There is a lot to be said for comedy getting “lost in translation”. Those who are au fait with Egyptian religious politics and the prejudices between Christians and Muslims may find a lot of humour in Amir Salama’s Excuse My French, but anyone else will just see it as a brightly coloured and overlong film with a couple of titters. It’s like watching The West Wing with no understanding of the American government system and just enjoying watching the characters walk around the halls spouting witty dialogue. It’s enjoyable from a certain angle, but it doesn’t give you any real satisfaction.
Hany is a good kid, and a good religious kid. He loves his church, he loves football (Manchester United, of course) and he loves his school. However, when his father has an unexpected heart attack and dies, this Christian boy is forced to go to a public school predominately attended by Muslims. After finding out this his religion is shunned from the popular kids in school, Hany does everything he can to stand out and be popular – so he pretends he’s Muslim. And, hilarity ensures, I guess.

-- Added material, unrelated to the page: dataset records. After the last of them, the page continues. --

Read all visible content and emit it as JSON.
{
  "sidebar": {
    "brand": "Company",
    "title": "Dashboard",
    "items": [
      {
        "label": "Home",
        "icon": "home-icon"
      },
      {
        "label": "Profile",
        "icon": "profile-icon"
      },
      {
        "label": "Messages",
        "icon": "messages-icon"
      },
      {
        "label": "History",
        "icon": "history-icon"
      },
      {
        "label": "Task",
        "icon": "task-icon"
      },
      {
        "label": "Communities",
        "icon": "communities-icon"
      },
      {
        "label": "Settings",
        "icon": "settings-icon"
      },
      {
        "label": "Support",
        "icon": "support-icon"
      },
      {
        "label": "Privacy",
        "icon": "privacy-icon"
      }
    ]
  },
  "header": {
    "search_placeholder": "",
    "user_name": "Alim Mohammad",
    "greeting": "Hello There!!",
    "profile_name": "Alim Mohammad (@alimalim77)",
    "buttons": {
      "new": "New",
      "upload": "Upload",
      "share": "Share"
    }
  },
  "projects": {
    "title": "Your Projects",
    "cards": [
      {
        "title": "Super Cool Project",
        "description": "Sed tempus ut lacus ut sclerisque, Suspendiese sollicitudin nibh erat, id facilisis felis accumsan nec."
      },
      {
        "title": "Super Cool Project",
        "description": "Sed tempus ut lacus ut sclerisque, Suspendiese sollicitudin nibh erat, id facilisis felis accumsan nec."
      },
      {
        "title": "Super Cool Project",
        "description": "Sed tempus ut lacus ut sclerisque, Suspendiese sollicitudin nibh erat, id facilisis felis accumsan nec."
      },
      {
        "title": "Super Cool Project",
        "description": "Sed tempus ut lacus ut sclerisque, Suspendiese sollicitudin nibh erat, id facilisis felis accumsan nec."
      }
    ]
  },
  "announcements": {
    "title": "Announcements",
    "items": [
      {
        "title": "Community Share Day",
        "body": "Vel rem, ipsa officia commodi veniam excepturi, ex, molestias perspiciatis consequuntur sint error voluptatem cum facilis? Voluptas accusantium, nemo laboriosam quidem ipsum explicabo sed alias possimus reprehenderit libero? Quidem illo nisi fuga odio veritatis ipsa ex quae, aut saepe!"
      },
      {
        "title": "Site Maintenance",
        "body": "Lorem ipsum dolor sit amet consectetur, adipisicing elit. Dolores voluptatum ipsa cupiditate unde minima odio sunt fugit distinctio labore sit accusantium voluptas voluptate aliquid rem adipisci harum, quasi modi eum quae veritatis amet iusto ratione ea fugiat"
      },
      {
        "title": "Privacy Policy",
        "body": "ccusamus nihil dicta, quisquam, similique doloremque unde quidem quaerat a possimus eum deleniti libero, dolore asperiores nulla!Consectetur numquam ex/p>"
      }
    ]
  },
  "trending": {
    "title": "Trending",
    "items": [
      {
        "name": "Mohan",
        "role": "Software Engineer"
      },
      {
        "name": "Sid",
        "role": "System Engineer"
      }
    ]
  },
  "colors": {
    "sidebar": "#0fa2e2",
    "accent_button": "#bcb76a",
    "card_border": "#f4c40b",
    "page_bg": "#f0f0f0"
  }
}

Excuse My French is a charming movie, that much can be said. Salama shoots the movie beautifully and its edited snappily so that it zips and zaps with great fluidity in the early goings. He uses narration to set up the characters, background and plot and the design has just the right level of quirk that Excuse My French never becomes irksome or irritating. As the film progresses into the “meat” of the story however, it becomes a bit more standard but Salama still shows some flare and creativity in certain moments to add some colour and levity to what could be perceived as a heavy subject.
But while it looks nice and Ahmed Dash is a likeable lead, there really isn’t much to say about Excuse My French as it feels like it has nothing to say itself. Even if the humour did translate to an English speaking audience, there isn’t a huge amount of laughs to be had outside of a couple of chuckles here and there. Salama’s script is fairly baggy and the movie doesn’t seem to know when to leave the table, often Return of the King‘ing it by having several natural conclusions and not deciding on which one is the most satisfactory.
Is it bad, is it good? It’s hard to say really. Excuse My French certainly has some positives, but they’re bogged down by a flimsy script and a lack of jokes. Perhaps it is just just the humour being lost in translation, but that could just be a poor excuse for a bad comedy. It’s charming and pretty to look at, but that’s about it.